Trump is impulsive in his decision making.

Unlimited power combined with impulsiveness is dangerous in a leader. In one episode, Trump fired a participant who put himself on the line to support his team. Behaving in a confident and supportive manner, the participant took a risk for the team. Trump saw this risk-taking as recklessness and responded with his now-famous dismissal: "You're fired!"

The message to the troops was clear: Risk taking is punished. Trump again receives an "F." Effective leaders reward risk taking, even if the risk does not always pay off.

Does Trump have any redeeming characteristics as a leader? There is one admirable aspect of the program. Participants are formed into teams and given a clear objective to accomplish each week; then the team is rated according to the team accomplishment. To be fair to Trump, this is clearly a situation in which the teams are empowered within certain limits, and he does stay "hands off" as they go about accomplishing their task. This part of the program is a good example of team empowerment.
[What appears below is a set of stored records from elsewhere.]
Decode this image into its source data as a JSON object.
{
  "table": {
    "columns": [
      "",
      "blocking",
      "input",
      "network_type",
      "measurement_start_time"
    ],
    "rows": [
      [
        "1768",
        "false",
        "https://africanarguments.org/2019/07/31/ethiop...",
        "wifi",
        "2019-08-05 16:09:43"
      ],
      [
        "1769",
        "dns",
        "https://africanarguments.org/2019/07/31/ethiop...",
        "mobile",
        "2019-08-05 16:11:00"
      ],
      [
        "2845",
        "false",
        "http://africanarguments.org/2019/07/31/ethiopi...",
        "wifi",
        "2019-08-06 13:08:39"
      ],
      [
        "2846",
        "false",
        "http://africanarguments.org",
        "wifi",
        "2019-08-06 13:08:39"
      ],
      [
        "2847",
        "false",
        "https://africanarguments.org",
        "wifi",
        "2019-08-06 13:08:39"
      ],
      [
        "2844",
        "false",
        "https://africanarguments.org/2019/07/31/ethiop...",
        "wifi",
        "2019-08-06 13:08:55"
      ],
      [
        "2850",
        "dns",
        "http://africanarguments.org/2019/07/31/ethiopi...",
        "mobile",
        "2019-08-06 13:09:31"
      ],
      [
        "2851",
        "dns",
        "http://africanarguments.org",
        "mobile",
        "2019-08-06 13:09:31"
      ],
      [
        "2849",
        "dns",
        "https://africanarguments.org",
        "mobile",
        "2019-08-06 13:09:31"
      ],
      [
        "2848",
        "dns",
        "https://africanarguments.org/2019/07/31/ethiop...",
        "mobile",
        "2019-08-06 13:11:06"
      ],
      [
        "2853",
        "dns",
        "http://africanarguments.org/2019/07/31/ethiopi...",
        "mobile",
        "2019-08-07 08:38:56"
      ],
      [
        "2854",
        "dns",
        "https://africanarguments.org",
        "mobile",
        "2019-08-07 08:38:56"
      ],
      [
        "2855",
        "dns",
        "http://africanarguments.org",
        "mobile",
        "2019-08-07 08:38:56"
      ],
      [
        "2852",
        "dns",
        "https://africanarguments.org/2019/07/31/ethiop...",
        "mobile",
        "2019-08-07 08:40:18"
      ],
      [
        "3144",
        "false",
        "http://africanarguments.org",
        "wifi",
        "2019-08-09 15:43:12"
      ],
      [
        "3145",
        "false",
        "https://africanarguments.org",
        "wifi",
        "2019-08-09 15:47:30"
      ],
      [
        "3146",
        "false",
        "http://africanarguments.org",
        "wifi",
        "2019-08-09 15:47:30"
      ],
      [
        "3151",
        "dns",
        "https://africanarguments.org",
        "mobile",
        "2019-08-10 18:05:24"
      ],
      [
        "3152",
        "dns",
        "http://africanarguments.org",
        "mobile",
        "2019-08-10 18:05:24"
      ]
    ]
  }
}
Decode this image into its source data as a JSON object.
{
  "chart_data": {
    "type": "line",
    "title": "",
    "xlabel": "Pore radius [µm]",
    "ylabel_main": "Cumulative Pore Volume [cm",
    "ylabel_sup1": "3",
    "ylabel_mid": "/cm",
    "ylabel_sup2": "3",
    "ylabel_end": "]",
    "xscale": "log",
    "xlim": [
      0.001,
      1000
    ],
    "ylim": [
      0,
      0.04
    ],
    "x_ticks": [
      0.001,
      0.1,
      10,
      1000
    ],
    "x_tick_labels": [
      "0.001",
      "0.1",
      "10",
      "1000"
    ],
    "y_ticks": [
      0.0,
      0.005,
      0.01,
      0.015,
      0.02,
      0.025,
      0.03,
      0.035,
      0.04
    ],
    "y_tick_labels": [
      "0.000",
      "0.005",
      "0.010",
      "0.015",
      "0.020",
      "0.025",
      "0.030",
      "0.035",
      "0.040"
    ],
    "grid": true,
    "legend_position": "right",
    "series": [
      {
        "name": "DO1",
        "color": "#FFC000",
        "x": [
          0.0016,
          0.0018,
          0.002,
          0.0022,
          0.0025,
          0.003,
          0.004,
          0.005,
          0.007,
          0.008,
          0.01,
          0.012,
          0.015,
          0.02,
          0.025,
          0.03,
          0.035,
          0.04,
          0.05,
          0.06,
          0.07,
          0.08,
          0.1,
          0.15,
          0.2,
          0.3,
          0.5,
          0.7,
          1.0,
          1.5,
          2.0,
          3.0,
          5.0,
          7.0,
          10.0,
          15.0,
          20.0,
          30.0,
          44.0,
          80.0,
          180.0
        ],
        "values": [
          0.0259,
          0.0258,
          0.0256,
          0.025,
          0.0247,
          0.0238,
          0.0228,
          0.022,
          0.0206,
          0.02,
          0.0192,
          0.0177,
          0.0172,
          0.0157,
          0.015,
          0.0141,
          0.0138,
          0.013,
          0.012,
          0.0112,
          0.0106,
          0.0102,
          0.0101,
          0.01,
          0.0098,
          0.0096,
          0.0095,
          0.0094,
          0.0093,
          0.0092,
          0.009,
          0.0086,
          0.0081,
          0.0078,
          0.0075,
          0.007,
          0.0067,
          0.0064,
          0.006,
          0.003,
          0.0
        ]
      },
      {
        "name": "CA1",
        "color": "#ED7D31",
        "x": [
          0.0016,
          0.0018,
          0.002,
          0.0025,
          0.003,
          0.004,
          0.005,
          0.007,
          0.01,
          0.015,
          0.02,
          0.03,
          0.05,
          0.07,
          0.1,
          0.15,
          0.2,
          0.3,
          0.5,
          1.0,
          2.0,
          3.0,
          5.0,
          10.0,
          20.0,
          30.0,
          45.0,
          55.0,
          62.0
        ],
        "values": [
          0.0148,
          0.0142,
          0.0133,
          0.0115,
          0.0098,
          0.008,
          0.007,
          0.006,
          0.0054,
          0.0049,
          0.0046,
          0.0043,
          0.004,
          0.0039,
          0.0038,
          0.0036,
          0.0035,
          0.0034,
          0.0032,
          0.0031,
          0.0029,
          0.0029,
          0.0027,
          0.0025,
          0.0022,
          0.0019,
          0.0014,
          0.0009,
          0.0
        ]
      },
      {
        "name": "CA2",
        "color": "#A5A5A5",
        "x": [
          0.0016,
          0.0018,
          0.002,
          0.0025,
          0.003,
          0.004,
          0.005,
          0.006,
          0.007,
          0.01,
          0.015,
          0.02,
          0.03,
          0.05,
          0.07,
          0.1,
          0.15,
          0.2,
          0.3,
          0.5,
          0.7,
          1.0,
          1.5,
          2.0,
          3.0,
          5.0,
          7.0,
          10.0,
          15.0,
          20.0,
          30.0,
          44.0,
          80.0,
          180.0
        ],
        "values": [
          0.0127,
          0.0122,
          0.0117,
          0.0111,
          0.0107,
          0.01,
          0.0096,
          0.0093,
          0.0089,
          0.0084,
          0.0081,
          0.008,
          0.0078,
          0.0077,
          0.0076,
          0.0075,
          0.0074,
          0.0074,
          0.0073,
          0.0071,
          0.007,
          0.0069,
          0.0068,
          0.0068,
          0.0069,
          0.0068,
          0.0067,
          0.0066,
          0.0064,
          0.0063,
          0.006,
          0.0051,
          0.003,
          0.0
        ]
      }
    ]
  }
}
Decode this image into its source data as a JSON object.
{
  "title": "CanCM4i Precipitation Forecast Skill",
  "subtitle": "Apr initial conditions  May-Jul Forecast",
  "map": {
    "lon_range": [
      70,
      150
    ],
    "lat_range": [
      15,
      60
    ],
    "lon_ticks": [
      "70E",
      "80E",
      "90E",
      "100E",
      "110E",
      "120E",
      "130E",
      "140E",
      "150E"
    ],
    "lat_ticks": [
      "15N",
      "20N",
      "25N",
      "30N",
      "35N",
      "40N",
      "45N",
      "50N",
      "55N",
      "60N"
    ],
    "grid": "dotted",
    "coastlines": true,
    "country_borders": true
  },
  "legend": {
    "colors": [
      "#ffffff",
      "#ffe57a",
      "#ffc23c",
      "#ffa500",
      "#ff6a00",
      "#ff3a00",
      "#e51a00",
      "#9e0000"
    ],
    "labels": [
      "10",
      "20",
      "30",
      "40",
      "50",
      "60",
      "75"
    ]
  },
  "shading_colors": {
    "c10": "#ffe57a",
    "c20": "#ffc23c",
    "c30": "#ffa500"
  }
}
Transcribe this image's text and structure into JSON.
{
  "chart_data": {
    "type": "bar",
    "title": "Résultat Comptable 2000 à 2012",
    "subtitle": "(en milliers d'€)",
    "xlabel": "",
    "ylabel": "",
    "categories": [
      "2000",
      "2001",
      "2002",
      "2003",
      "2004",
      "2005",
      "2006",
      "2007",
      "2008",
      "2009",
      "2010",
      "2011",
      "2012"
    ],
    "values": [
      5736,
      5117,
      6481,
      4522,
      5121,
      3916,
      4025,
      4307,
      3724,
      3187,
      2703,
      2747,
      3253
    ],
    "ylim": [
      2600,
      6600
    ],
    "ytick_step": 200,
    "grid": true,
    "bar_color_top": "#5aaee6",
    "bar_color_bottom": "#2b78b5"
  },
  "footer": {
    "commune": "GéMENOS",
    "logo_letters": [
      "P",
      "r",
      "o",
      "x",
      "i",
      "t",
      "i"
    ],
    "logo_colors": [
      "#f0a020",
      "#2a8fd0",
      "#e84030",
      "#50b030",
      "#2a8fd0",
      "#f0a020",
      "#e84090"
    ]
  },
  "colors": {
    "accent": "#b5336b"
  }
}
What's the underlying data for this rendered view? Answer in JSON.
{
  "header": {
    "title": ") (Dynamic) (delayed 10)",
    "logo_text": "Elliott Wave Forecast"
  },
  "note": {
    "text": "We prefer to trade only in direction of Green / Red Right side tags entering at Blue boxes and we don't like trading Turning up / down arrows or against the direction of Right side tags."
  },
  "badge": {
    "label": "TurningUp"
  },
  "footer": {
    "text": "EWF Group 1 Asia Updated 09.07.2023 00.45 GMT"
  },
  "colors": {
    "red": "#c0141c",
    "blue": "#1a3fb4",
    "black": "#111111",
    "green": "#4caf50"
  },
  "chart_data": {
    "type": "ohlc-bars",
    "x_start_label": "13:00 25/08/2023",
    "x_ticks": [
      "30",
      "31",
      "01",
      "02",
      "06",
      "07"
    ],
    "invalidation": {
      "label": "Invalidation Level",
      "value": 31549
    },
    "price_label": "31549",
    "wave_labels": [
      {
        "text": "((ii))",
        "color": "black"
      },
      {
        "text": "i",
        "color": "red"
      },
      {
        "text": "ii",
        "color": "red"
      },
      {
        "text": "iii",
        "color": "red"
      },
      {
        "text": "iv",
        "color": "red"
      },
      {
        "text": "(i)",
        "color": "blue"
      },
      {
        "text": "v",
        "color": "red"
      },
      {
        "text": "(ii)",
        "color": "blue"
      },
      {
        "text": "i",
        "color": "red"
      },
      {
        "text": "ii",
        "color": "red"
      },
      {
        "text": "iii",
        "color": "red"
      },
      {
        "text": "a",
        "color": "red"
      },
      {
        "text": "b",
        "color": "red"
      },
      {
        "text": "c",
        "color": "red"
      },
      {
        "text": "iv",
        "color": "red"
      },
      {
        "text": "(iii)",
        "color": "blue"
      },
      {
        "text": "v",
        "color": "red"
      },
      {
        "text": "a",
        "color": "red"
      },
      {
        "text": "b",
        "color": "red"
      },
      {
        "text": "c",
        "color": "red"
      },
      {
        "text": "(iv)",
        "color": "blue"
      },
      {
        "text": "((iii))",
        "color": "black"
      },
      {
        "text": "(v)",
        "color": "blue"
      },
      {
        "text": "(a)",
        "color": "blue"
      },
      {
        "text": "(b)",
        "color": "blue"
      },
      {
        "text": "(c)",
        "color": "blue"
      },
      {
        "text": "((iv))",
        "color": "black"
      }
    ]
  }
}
But, alas, Trump, I'm afraid your overall grade for leadership would be a "D." Trump is saved from the ignominy of an "F" because he empowers the teams in their weekly task. But his leadership is not to be admired.

Trump is colorful, but flamboyancy is not charisma. He is impulsive, overly directive, authoritarian and punitive, and demands false admiration. His is not a model of leadership that I recommend to anyone.

So why then does Trump have so many admirers? Not only has he become an icon of a unique brand of flashy speculation, conspicuous consumption and business pizazz that ran rampant in the 1980s, but people have bought his books. We're ready to follow whatever secrets he can share about his success in the business world.

I'd argue that what Trump inspires in his followers is more of a cult of personality than mentorship based on leadership. We love him. We hate him. We love to hate him. As with other reality television, his popular show is not so much about the worthiness of Donald Trump or his business practices and principles than it is about his capacity to provide us with a good time.

Henry P. Sims Jr. is professor of management and organization at the Robert H. Smith School of Business at the University of Maryland, College Park.